On "Wild Chase"
I find myself drawn to Wild Chase for a number of reasons--for the reaction it produces, for its similarity to many dreams I've had throughout my life, and for its composition. The first time I saw it, I was struck by how keenly von Stuck took the horror and breathlessness of terror and condensed it onto canvas. Of course, that process was the entire point of the Symbolist movement, characterized by evocative paintings depicting primal emotions or concepts. It's possible to forget to breathe when looking at this one. The strange men in dark clothing and red capes are clearly coming for you.

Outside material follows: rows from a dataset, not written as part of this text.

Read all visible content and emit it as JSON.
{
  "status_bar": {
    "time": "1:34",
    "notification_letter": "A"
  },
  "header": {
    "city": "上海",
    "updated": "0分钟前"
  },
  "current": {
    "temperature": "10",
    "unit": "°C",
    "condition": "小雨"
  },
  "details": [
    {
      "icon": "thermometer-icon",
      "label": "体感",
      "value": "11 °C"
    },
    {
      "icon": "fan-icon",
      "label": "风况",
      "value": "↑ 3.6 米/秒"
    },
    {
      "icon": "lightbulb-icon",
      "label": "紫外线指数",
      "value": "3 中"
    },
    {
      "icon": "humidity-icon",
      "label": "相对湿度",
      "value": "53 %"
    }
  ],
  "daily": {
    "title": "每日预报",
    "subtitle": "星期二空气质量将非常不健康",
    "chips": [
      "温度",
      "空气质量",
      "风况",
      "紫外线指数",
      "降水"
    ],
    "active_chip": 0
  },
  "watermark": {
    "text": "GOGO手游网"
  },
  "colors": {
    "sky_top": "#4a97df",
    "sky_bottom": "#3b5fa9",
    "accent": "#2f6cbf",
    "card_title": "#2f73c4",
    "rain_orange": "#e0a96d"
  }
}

There is maybe the breadth of one more second before the dogs have you and the man has either caught you up or run you through.
Not so much of late (this is written as of 08/30/2001), but frequently over my life I have had dreams about being chased or hunted. I rarely get caught, and when I do the dream doesn't stop, and there's always a little room in the narrative for a possible escape. Sometimes the chase takes place in a mall, sometimes it's a car chase, but more often it's an involved and complicated conspiracy plot ranging over a city-like college campus or a park in the great outdoors. Wild Chase has a surreal, dreamlike atmosphere familiar in tone, although less "civilized" than my own dreams.
When I first came across the painting, I saw a horde of pursuers, some barely human, in flight through the ether. I actually like it better that way. For example, if that subject to our left of the rider had been one of the pursuers, flying toward the viewer like a demonic fiend, rather than one of the pursued, *I* thought it would have been more terrifying. As it is, the painting is a tad more mundane than I thought at first glance, to my mild disappointment. Nonetheless, painted as it is, I find no fault in composition. The frame of reference is slightly skewed relative to the ground, the viewer is outflanked by the riders, and there are ample subjects either captured or in imminent danger of capture to suggest one's own likely fate. The living subjects are arrayed across the top of the painting, down the right, and back up to the center, in an implied three dimensional spiral, used quite effectively in conjunction with the angled ground to give a sense of disorientation and to convey forward motion.
I wonder where these unfortunates are being carted off to? It looks as though their hands are bound, and they're being retrieved.